Video and the Changing Role of ‘Social Media’ Employees

Social media is no longer the arrow that points to content: It is content in and of itself.

The line distinguishing social media and content continues to blur. Led by Facebook’s aggressive video strategy, social media companies are making a concerted effort to keep people native to their platforms instead of directing them elsewhere. Social media is no longer the arrow that points to content: It is content in and of itself.

This shift should inform how organization’s social media employees are both hired and utilized, along with the structuring of a holistic content strategy. It also provides a challenge to current social media employees to expand their skill sets and to reshape internal conceptions of their managed platforms.

The latest State of Social Marketing Report from Simply Measured shows that 57 percent of social media employees roll up to marketing within organizations, with another 22 percent rolling up to communications or public relations. Going forward, it makes sense for them to spend more time working alongside content and production teams as programming is mapped out. Content needs to be created that will flourish on Facebook, Instagram, Twitter, Vine and Snapchat natively and to push those platforms to develop into individual revenue streams.

Over the past year, our social team at Whistle Sports Network has gradually increased participation in weekly content strategy meetings and ideations for brand campaigns. This has allowed our team to get a better understanding of the content creative process while bringing input from what is trending across social media and offering adaptation strategies for Facebook- and Twitter-owned platforms. This has helped improve our overall engagement and reach on brand campaigns. It has also helped our team better understand the challenges of the production and programming process.

It is not a matter of if Facebook and Twitter are going to monetize video–it is a matter of when (Facebook has already started with a small group of properties). It is unlikely that they will leave their other owned video-driven properties behind for long, Instagram and Vine. Snapchat is more complex but remains a valuable component for branded campaigns and a rapidly expanding tool for direct access to a millennial dominated audience.

So why not think of these platforms in the same way as YouTube or other owned and operated video platforms? Why not incorporate those who operate the platforms daily into the content planning process?

When hiring social media employees, their ability to ideate and think in a programmatic way should be considered as critical criteria. Production skills and experience working on multiple content series are valuable attributes. The ability to handle basic editing tasks is increasingly valuable and, while writing skills should have always been considered, being able to format short scripts and series pitches is useful.
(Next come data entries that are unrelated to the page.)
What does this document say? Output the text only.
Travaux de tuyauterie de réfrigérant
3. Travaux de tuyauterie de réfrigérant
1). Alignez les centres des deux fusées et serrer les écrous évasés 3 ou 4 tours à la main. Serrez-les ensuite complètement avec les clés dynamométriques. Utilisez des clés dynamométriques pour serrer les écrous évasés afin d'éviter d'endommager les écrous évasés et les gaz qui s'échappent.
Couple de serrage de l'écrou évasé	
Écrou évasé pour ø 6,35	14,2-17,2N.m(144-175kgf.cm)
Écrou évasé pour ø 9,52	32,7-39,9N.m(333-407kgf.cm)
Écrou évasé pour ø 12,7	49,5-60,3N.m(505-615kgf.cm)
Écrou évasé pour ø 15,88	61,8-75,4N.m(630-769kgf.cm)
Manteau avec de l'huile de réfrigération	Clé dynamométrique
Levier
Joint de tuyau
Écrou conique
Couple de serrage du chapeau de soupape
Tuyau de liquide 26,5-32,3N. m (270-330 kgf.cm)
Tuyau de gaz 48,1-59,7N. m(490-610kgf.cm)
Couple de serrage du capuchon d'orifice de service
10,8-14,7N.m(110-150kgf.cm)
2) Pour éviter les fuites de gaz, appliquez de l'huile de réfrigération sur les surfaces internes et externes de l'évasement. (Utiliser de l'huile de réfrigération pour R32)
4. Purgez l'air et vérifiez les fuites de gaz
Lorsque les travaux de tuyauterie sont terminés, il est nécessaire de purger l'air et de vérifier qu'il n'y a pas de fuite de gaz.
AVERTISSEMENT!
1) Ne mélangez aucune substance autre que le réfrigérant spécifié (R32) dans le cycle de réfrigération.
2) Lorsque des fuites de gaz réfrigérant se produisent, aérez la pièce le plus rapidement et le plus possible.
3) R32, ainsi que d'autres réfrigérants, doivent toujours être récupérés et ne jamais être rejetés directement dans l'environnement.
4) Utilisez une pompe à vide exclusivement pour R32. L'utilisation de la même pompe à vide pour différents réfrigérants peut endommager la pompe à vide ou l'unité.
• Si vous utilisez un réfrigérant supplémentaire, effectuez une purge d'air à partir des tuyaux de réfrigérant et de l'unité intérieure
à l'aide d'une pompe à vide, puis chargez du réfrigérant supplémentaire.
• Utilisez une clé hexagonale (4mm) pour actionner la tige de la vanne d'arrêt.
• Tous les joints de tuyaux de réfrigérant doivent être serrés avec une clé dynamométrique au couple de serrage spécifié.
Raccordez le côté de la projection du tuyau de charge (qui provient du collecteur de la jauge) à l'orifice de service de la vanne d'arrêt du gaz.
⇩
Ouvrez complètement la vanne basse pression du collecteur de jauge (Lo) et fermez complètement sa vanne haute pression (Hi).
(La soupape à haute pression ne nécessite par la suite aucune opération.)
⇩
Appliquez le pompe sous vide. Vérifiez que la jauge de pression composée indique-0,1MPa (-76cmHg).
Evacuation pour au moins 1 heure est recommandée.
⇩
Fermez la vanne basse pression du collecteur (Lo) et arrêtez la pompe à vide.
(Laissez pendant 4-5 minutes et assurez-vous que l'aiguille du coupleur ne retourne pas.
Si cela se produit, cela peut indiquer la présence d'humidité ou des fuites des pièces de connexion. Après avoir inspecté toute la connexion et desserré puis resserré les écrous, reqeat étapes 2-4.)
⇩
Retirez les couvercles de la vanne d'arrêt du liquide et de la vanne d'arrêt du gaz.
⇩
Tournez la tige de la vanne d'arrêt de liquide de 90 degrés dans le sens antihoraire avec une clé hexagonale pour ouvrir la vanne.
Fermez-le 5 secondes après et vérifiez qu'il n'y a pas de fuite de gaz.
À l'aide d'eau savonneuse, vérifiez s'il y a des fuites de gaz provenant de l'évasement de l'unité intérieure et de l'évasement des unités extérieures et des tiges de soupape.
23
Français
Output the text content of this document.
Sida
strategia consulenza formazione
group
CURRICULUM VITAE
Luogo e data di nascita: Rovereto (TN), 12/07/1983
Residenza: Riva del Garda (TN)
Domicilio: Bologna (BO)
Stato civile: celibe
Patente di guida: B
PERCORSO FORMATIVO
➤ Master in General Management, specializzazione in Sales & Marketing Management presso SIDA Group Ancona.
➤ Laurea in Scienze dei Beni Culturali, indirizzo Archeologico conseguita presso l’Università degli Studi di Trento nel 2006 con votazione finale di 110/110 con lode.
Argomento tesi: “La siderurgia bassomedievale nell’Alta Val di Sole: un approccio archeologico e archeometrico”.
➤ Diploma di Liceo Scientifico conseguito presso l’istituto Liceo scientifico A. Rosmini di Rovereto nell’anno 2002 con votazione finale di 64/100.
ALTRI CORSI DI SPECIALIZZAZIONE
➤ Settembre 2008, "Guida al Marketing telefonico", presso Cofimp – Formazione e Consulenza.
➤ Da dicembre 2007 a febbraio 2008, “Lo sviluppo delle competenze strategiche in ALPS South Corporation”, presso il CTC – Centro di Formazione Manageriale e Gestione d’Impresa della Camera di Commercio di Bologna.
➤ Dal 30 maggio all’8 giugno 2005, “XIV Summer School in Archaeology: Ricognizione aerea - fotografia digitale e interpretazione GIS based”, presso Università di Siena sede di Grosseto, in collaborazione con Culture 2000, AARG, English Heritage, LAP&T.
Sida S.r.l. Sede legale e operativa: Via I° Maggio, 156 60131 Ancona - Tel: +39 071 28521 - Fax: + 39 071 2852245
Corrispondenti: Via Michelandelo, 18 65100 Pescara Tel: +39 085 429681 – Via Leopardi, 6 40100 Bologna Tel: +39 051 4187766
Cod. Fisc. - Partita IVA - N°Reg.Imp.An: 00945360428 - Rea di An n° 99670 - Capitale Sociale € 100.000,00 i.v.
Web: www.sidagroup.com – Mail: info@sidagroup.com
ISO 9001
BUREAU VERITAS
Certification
Current social media employees need to challenge themselves to view their managed platforms not just as marketing tools but as content hubs. This requires an upleveling of scheduling, consistency and a deeper understanding of the necessary style for video content platform to platform. They also must push their internal peers to not exclusively put “social media” platforms in a separate bucket from YouTube and other owned/operated platforms, especially Facebook.

The strategy for video content needs to account for how it will perform on both YouTube and Facebook, along with how it will fit on Instagram, Twitter and Snapchat. It cannot continually default to having social media platforms publish short-form teasers of a final product that pushes people to YouTube or another platform. The more Facebook and other platforms clean up their video tools, which are rapidly improving each day, the more brands and advertisers will value views on the platform, if they don’t already.

It is necessary to evaluate how much time your social media staff is spending with the marketing or communications team helping to pursue their goals compared with the time spent with the content or production staff.

Joe Caporoso is director of social media at sports video content provider Whistle Sports Network.